And that chic office-noir imagery is awfully easy on the eyes, and wittily orchestrated by cinematographer Tod Campbell so as to feature as few humans as possible in any given setup, fostering an impression of insidious sleekness that emulates the “social” devices being peddled by the corporate bad guys, in this series as well as in real life. But one wonders if this resonance is even intentional, as the shots might exist simply because they look cool. Coolness is ultimately what Mr. Robot’s peddling.
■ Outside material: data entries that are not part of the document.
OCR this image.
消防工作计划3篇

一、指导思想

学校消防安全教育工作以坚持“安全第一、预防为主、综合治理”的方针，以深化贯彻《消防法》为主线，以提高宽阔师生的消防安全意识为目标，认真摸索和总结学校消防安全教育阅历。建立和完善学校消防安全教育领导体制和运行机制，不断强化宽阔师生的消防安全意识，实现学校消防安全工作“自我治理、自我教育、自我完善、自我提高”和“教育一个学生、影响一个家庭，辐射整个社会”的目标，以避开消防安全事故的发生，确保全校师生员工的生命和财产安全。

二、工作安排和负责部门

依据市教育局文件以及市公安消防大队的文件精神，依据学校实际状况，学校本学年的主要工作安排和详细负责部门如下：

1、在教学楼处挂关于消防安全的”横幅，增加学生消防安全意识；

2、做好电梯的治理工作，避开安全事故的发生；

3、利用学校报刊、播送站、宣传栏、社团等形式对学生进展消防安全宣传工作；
Mr. Robot’s first season looks and sounds wonderful on Blu-ray. The noir colors are operatically menacing, with the greens, blacks, silvers, and blues standing out. Skin, clothing, and set textures are richly detailed, particularly the neon lights of the abandoned arcade that serves as a pivotal backdrop. The crisply expensive suits are another visual highlight. The soundtrack’s dominated by Mac Quayle’s synth-ish score, and complemented by a variety of pop classics, all of which have been mixed with nuance and muscle. The diegetic effects are exhilaratingly immersive, from the sounds of bustling city streets and fast-food joints to the tranquil aural realms enjoyed by the show’s evil rich and famous. This is a show pony that’s designed to be played loud, in keeping with Mr. Robot’s thunderous sense of heartbreak.
A few deleted scenes, a gag reel, and a short featurette about the making of the series. Nothing special.
Mr. Robot’s uneven first season evolves from a preachy David Fincher rip-off into an engagingly trashy soap opera. This Blu-ray transfer, however, is consistently gorgeous.